Foltys D, Kaths M, Strempel M, Weiler N, Heimann A, Knaak J M, Weyer V, Hansen T, Kempski O, Otto G

机构信息

Department of Transplantation and Hepatobiliopancreatic Surgery, University Medical Center, Johannes Gutenberg University, Mainz, Germany.

出版信息

Transplant Proc. 2013 Jun;45(5):1693-9. doi: 10.1016/j.transproceed.2013.02.048.

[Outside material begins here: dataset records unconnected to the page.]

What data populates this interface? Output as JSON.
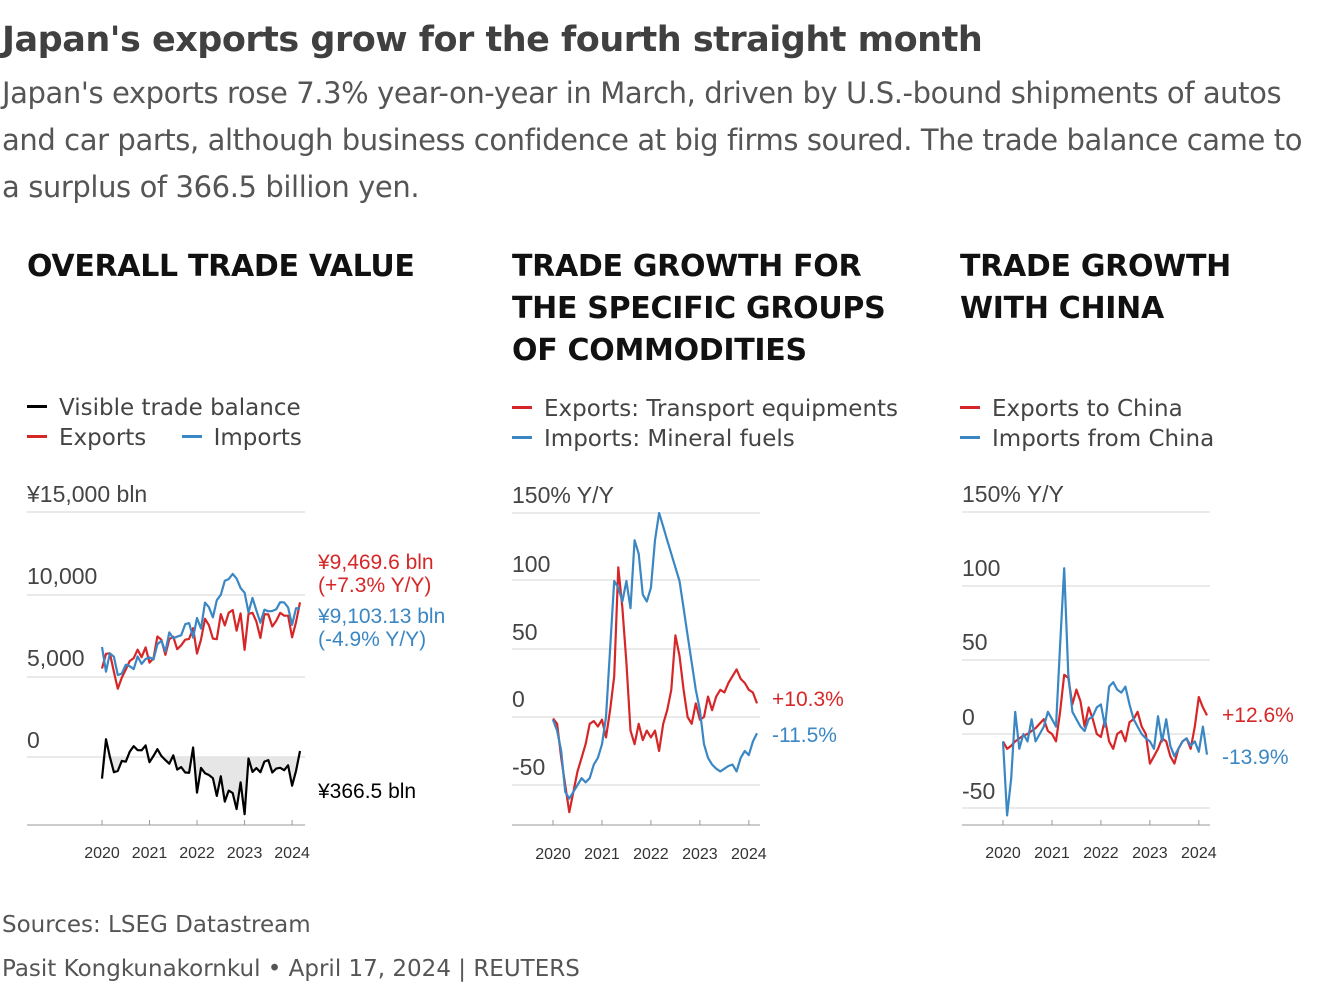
{
  "header": {
    "title": "Japan's exports grow for the fourth straight month",
    "subtitle": "Japan's exports rose 7.3% year-on-year in March, driven by U.S.-bound shipments of autos and car parts, although business confidence at big firms soured. The trade balance came to a surplus of 366.5 billion yen."
  },
  "colors": {
    "exports": "#d62728",
    "imports": "#3b87c3",
    "balance": "#000000",
    "grid": "#dddddd",
    "fill": "#e6e6e6"
  },
  "panels": [
    {
      "title": "OVERALL TRADE VALUE",
      "legend": [
        {
          "label": "Visible trade balance",
          "color": "#000000"
        },
        {
          "label": "Exports",
          "color": "#d62728"
        },
        {
          "label": "Imports",
          "color": "#3b87c3"
        }
      ]
    },
    {
      "title": "TRADE GROWTH FOR THE SPECIFIC GROUPS OF COMMODITIES",
      "legend": [
        {
          "label": "Exports: Transport equipments",
          "color": "#d62728"
        },
        {
          "label": "Imports: Mineral fuels",
          "color": "#3b87c3"
        }
      ]
    },
    {
      "title": "TRADE GROWTH WITH CHINA",
      "legend": [
        {
          "label": "Exports to China",
          "color": "#d62728"
        },
        {
          "label": "Imports from China",
          "color": "#3b87c3"
        }
      ]
    }
  ],
  "chart_data": [
    {
      "type": "line",
      "title": "OVERALL TRADE VALUE",
      "ylabel": "¥15,000 bln",
      "yticks": [
        "¥15,000 bln",
        "10,000",
        "5,000",
        "0"
      ],
      "yticks_values": [
        15000,
        10000,
        5000,
        0
      ],
      "ylim": [
        -4000,
        15000
      ],
      "xticks": [
        "2020",
        "2021",
        "2022",
        "2023",
        "2024"
      ],
      "x_start": "2020-01",
      "x_end": "2024-03",
      "series": [
        {
          "name": "Exports",
          "color": "#d62728",
          "values": [
            5420,
            6320,
            6350,
            5210,
            4180,
            4860,
            5360,
            5880,
            6050,
            6570,
            6110,
            6710,
            5780,
            6040,
            7380,
            7180,
            6260,
            7220,
            7360,
            6600,
            6840,
            7180,
            7230,
            7890,
            6330,
            7190,
            8460,
            8070,
            7250,
            7220,
            8750,
            8060,
            8830,
            9000,
            7730,
            8790,
            6560,
            8760,
            8830,
            8290,
            7290,
            8740,
            8730,
            7990,
            8330,
            8820,
            8650,
            8650,
            7330,
            8250,
            9470
          ]
        },
        {
          "name": "Imports",
          "color": "#3b87c3",
          "values": [
            6740,
            5220,
            6350,
            6140,
            5020,
            5100,
            5650,
            5560,
            5380,
            6160,
            5700,
            6000,
            6100,
            5970,
            6900,
            7120,
            6450,
            7630,
            7260,
            7370,
            7460,
            8130,
            8200,
            7310,
            8510,
            7860,
            9450,
            9170,
            8550,
            9600,
            9930,
            10790,
            10890,
            11210,
            10920,
            10340,
            10060,
            8850,
            9740,
            8970,
            8220,
            9020,
            8920,
            8940,
            9040,
            9480,
            9460,
            9160,
            8090,
            9110,
            9100
          ]
        },
        {
          "name": "Visible trade balance",
          "color": "#000000",
          "values": [
            -1320,
            1090,
            0,
            -930,
            -850,
            -240,
            -290,
            320,
            670,
            420,
            410,
            710,
            -320,
            70,
            480,
            60,
            -190,
            -410,
            100,
            -770,
            -620,
            -950,
            -970,
            580,
            -2180,
            -670,
            -990,
            -1100,
            -1300,
            -2380,
            -1180,
            -2730,
            -2060,
            -2210,
            -3190,
            -1550,
            -3500,
            -90,
            -910,
            -680,
            -930,
            -280,
            -190,
            -950,
            -710,
            -660,
            -810,
            -510,
            -1760,
            -860,
            367
          ]
        }
      ],
      "annotations": [
        {
          "label": "¥9,469.6 bln",
          "sublabel": "(+7.3% Y/Y)",
          "color": "#d62728"
        },
        {
          "label": "¥9,103.13 bln",
          "sublabel": "(-4.9% Y/Y)",
          "color": "#3b87c3"
        },
        {
          "label": "¥366.5 bln",
          "color": "#000000"
        }
      ]
    },
    {
      "type": "line",
      "title": "TRADE GROWTH FOR THE SPECIFIC GROUPS OF COMMODITIES",
      "ylabel": "150% Y/Y",
      "yticks": [
        "150% Y/Y",
        "100",
        "50",
        "0",
        "-50"
      ],
      "yticks_values": [
        150,
        100,
        50,
        0,
        -50
      ],
      "ylim": [
        -80,
        150
      ],
      "xticks": [
        "2020",
        "2021",
        "2022",
        "2023",
        "2024"
      ],
      "x_start": "2020-01",
      "x_end": "2024-03",
      "series": [
        {
          "name": "Exports: Transport equipments",
          "color": "#d62728",
          "values": [
            -1,
            -5,
            -30,
            -50,
            -70,
            -55,
            -40,
            -30,
            -20,
            -5,
            -3,
            -7,
            -2,
            -15,
            5,
            30,
            110,
            80,
            40,
            -10,
            -20,
            -5,
            -17,
            -10,
            -15,
            -10,
            -25,
            -5,
            5,
            20,
            60,
            45,
            20,
            0,
            -5,
            10,
            -2,
            0,
            15,
            5,
            15,
            20,
            18,
            25,
            30,
            35,
            28,
            25,
            20,
            18,
            10
          ]
        },
        {
          "name": "Imports: Mineral fuels",
          "color": "#3b87c3",
          "values": [
            -2,
            -10,
            -25,
            -55,
            -60,
            -55,
            -50,
            -45,
            -48,
            -45,
            -35,
            -30,
            -20,
            0,
            50,
            100,
            95,
            85,
            100,
            80,
            130,
            120,
            90,
            85,
            95,
            130,
            150,
            140,
            130,
            120,
            110,
            100,
            80,
            60,
            40,
            20,
            5,
            -20,
            -30,
            -35,
            -38,
            -40,
            -38,
            -36,
            -35,
            -40,
            -30,
            -25,
            -28,
            -18,
            -12
          ]
        }
      ],
      "annotations": [
        {
          "label": "+10.3%",
          "color": "#d62728"
        },
        {
          "label": "-11.5%",
          "color": "#3b87c3"
        }
      ]
    },
    {
      "type": "line",
      "title": "TRADE GROWTH WITH CHINA",
      "ylabel": "150% Y/Y",
      "yticks": [
        "150% Y/Y",
        "100",
        "50",
        "0",
        "-50"
      ],
      "yticks_values": [
        150,
        100,
        50,
        0,
        -50
      ],
      "ylim": [
        -65,
        150
      ],
      "xticks": [
        "2020",
        "2021",
        "2022",
        "2023",
        "2024"
      ],
      "x_start": "2020-01",
      "x_end": "2024-03",
      "series": [
        {
          "name": "Exports to China",
          "color": "#d62728",
          "values": [
            -5,
            -10,
            -8,
            -5,
            -3,
            -1,
            0,
            2,
            4,
            7,
            10,
            2,
            0,
            -5,
            15,
            40,
            38,
            20,
            30,
            22,
            5,
            18,
            10,
            0,
            -2,
            10,
            -5,
            -10,
            0,
            2,
            -5,
            8,
            10,
            15,
            5,
            0,
            -20,
            -15,
            -10,
            -3,
            -5,
            -15,
            -20,
            -10,
            -5,
            -3,
            -10,
            5,
            25,
            18,
            12.6
          ]
        },
        {
          "name": "Imports from China",
          "color": "#3b87c3",
          "values": [
            -5,
            -55,
            -30,
            15,
            -10,
            0,
            -5,
            10,
            -5,
            0,
            5,
            15,
            10,
            5,
            60,
            112,
            40,
            15,
            10,
            5,
            2,
            10,
            12,
            18,
            20,
            5,
            32,
            35,
            30,
            28,
            32,
            20,
            10,
            5,
            0,
            -3,
            -5,
            -10,
            12,
            -5,
            10,
            -8,
            -15,
            -10,
            -5,
            -3,
            -8,
            -5,
            -12,
            5,
            -13.9
          ]
        }
      ],
      "annotations": [
        {
          "label": "+12.6%",
          "color": "#d62728"
        },
        {
          "label": "-13.9%",
          "color": "#3b87c3"
        }
      ]
    }
  ],
  "footer": {
    "sources": "Sources: LSEG Datastream",
    "credit": "Pasit Kongkunakornkul • April 17, 2024 | REUTERS"
  }
}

DOI:10.1016/j.transproceed.2013.02.048
PMID:23769026
Abstract

INTRODUCTION

The Achilles heel of liver transplantation remains the biliary system. The crucial step for liver preservation is effective rinsing and perfusion of the peribiliary plexus (PBP). Due to the physiology of the vascular tree, it seems almost impossible to achieve the necessary physiologic ranges of pressure and flow by the in situ perfusion technique. We investigated the role of additional ex situ perfusion via the hepatic artery in this animal model.

MATERIALS AND METHODS

Fifteen German Landrace pigs underwent standardized multiorgan procurement. In situ perfusion and additional ex situ perfusion were performed consecutively. Meanwhile the external pressure applied to the perfusion system was increased stepwise. To visualize the effects on the liver parenchyma and PBP, we administered colored microparticles (MPs; 10 μm). Frozen sections of the explanted liver were studied histologically by quantitative evaluation of the MPs.

RESULTS

Ex situ perfusion was able to build up significantly higher values of pressure (P < .001) and flow (P < .001) than in situ perfusion. Those of ex situ perfusion reached physiological levels under application of an external pressure of 200 mm Hg. Considering the liver parenchyma, significantly higher amounts of MPs originating from ex situ perfusion were evident (P < .001) and PBP (P < .001).

CONCLUSION

MPs provide an appropriate tool to determine organ perfusion quantitatively in experimental models. Considering flow, pressure, and microcirculation, we consider that additional ex situ perfusion of the liver is more effective than in situ perfusion.